Investors learned how Sangamo performed in the first quarter on Wednesday with the company providing a quarterly update after the market closed. How did the biotech fare? Here's what you need to know about Sangamo's Q1 results.

Health care professionals looking at a slide

Image source: Getty Images.

By the numbers

Sangamo's top-line performance went in the wrong direction in the first quarter. Revenue fell nearly 36% year over year to $8.1 million. The consensus analysts' estimate projected that the company's Q1 revenue would top $22.8 million.

The company announced a GAAP net loss of $42.2 million, or $0.41 per share, in the first quarter. This reflected deterioration from Sangamo's net loss of $20.2 million, or $0.23 per share, reported in the same quarter of 2018. Analysts expected a net loss of $0.25 per share.

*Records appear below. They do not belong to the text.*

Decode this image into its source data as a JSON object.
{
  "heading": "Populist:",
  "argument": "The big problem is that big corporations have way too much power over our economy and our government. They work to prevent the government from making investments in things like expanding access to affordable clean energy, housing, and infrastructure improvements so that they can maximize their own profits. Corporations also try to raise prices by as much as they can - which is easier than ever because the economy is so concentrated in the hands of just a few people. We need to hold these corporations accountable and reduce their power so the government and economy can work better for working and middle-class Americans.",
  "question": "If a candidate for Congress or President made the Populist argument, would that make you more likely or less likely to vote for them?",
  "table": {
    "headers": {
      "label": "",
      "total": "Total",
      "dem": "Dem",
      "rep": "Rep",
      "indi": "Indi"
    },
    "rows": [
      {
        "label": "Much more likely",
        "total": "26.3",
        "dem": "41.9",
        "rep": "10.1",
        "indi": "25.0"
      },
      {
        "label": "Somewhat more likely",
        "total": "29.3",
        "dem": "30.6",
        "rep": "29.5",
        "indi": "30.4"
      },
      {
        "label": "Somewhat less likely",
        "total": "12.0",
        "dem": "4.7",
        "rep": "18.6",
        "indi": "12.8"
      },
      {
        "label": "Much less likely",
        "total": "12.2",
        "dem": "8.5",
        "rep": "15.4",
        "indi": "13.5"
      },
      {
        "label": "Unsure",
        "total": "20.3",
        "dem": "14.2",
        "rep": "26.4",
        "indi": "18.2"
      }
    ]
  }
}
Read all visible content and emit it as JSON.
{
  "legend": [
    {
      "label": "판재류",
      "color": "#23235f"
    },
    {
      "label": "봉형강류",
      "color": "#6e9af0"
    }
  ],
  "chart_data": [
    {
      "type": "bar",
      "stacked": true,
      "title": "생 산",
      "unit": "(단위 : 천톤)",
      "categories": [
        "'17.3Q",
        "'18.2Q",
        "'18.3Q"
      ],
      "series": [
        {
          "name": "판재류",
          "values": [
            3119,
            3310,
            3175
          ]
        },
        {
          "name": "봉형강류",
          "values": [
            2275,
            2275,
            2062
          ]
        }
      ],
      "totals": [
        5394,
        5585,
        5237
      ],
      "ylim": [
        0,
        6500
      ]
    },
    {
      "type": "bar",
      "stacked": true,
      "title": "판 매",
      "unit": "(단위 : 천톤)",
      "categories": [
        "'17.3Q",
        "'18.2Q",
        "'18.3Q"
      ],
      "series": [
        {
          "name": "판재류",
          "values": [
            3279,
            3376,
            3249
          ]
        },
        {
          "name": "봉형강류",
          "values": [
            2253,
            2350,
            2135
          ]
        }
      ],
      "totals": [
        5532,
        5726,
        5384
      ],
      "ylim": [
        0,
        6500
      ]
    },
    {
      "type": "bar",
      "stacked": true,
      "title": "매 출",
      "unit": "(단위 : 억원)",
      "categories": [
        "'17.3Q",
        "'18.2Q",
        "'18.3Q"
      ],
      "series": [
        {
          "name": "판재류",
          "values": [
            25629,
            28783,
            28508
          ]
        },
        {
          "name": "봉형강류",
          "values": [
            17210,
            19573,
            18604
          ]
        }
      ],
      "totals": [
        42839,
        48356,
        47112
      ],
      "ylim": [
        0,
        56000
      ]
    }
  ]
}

Sangamo ended the first quarter with cash, cash equivalents, and short-term investments of $351.6 million. The company had $400.5 million on hand as of March 31.

Behind the numbers

Sangamo's Q1 revenue decline was mainly due to changes in agreements with its big partners. Roughly $10.6 million of the revenue decline stemmed from a change in its hemophilia A collaboration with Pfizer. Another $2.4 million of the revenue decline related to Sangamo's agreement with Sanofi. However, these declines were partially offset by the company's agreement with Gilead Sciences' Kite Pharma unit, which added $8.3 million in revenue in the first quarter.

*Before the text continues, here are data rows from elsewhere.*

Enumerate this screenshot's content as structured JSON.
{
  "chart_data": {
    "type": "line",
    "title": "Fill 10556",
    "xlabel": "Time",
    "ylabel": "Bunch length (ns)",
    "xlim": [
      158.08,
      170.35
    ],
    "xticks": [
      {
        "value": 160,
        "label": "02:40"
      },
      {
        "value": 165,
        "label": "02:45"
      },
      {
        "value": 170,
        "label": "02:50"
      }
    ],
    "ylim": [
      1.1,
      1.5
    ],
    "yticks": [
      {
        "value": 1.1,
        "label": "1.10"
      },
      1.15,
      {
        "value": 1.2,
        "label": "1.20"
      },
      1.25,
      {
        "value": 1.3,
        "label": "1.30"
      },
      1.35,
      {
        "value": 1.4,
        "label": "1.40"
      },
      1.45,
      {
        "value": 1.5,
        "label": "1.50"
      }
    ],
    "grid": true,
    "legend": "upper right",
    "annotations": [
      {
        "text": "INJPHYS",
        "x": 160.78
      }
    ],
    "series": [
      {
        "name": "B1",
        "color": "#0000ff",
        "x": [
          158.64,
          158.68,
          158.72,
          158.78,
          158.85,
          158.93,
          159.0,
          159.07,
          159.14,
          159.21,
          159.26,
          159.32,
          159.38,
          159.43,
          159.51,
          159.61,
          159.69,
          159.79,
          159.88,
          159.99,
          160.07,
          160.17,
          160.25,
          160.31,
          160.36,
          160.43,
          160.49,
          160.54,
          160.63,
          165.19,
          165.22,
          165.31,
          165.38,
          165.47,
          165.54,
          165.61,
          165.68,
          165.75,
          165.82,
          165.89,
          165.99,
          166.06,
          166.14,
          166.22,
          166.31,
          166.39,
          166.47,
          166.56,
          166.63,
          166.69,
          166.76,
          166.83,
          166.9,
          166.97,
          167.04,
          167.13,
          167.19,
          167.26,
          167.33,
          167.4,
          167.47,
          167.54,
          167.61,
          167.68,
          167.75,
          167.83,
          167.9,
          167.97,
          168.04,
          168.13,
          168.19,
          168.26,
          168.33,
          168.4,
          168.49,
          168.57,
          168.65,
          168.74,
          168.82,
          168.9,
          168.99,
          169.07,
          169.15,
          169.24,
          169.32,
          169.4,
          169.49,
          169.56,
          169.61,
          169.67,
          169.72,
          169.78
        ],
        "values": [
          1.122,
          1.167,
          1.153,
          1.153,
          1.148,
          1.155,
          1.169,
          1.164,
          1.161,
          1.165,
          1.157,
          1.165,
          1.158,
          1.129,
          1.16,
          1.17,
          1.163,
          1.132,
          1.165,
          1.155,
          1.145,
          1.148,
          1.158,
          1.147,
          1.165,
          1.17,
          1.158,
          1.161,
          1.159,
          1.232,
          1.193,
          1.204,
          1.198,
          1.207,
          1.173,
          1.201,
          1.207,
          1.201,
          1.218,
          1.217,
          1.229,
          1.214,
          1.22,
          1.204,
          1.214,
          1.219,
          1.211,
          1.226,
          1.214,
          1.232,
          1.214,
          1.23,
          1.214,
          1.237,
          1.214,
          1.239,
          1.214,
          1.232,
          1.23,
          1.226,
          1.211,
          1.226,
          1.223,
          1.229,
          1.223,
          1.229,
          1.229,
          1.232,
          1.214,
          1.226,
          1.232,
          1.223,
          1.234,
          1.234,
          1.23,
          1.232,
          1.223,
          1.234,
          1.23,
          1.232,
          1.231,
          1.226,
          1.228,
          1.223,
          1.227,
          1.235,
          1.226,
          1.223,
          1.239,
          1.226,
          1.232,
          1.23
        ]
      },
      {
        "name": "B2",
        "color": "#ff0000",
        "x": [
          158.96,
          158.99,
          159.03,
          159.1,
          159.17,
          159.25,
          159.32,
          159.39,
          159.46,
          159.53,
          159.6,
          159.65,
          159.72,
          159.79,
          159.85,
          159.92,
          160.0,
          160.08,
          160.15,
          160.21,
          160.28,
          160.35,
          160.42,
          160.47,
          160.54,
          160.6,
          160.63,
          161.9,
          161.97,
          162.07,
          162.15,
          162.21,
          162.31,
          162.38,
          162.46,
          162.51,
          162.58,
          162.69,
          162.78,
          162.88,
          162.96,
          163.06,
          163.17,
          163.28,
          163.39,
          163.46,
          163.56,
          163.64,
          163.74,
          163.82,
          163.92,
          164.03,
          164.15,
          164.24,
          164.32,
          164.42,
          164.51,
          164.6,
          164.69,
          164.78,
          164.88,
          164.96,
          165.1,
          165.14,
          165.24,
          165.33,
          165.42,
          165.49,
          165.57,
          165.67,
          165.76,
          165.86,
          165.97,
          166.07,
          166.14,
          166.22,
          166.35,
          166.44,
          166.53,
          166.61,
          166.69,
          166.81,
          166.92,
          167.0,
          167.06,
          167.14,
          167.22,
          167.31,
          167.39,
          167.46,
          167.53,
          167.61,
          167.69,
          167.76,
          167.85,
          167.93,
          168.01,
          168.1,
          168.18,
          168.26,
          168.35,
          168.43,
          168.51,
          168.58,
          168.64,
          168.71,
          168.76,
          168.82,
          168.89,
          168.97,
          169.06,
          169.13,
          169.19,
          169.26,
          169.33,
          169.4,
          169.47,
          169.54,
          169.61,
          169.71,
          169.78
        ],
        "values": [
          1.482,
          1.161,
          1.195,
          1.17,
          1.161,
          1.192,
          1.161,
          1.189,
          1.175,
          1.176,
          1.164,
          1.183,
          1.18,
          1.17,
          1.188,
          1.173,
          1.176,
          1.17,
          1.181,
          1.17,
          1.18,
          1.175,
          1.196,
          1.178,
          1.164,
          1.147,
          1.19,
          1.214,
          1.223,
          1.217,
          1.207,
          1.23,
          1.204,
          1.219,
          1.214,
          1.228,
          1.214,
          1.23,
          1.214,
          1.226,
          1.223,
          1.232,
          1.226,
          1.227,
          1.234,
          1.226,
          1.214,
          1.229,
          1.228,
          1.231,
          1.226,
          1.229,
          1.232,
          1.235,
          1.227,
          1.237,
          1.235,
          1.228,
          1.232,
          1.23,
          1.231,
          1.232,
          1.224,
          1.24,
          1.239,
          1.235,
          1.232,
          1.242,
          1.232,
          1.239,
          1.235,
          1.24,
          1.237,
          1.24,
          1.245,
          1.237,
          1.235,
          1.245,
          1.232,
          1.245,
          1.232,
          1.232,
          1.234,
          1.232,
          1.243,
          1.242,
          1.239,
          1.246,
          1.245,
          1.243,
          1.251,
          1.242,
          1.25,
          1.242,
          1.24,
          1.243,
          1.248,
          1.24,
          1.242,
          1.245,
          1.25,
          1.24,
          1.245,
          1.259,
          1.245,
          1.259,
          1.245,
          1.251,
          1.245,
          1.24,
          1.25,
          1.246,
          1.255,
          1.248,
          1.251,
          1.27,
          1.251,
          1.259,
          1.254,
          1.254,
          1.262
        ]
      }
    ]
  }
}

The company still managed to slightly beat the consensus Wall Street bottom-line estimate, though, despite the falling revenue. Sangamo anticipated that operating expenses would increase. They did increase, but not as much as analysts expected. Operating expenses rose 55% year over year to $52 million. This increase was due to Sangamo's acquisition of TxCell, higher staffing to support its preclinical and clinical development programs, and manufacturing-related activities.

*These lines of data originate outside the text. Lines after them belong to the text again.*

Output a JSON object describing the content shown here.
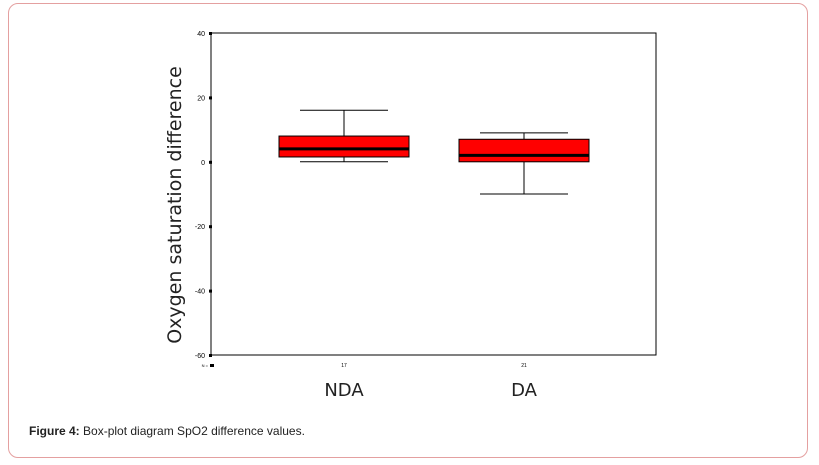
{
  "figure": {
    "label": "Figure 4:",
    "caption": "Box-plot diagram SpO2 difference values."
  },
  "colors": {
    "box_fill": "#ff0000",
    "median": "#000000",
    "frame": "#e4a0a0"
  },
  "chart_data": {
    "type": "box",
    "ylabel": "Oxygen saturation difference",
    "ylim": [
      -60,
      40
    ],
    "yticks": [
      40,
      20,
      0,
      -20,
      -40,
      -60
    ],
    "n_label": "N =",
    "categories": [
      "NDA",
      "DA"
    ],
    "n_values": [
      "17",
      "21"
    ],
    "boxes": [
      {
        "name": "NDA",
        "whisker_low": 0,
        "q1": 1.5,
        "median": 4,
        "q3": 8,
        "whisker_high": 16
      },
      {
        "name": "DA",
        "whisker_low": -10,
        "q1": 0,
        "median": 2,
        "q3": 7,
        "whisker_high": 9
      }
    ]
  }
}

What these numbers don't reflect, however, was Sangamo's pipeline progress after the first quarter ended. In April, the company announced promising results from a phase 1/2 clinical study evaluating experimental gene therapy SB-525 in treating patients with severe hemophilia A. Sangamo is partnering with Pfizer on SB-525.

Looking ahead

Sangoma expects that operating expenses for full-year 2019 will be between $210 million and $220 million. The company also projects that its current cash stockpile will carry it through the end of 2021.

With plenty of cash to fund operations, the main things for investors to watch will be Sangamo's clinical studies. The most important of these is the ongoing phase 1/2 study of SB-525. If all goes well, Sangamo and Pfizer could be headed toward a pivotal study of the experimental gene therapy.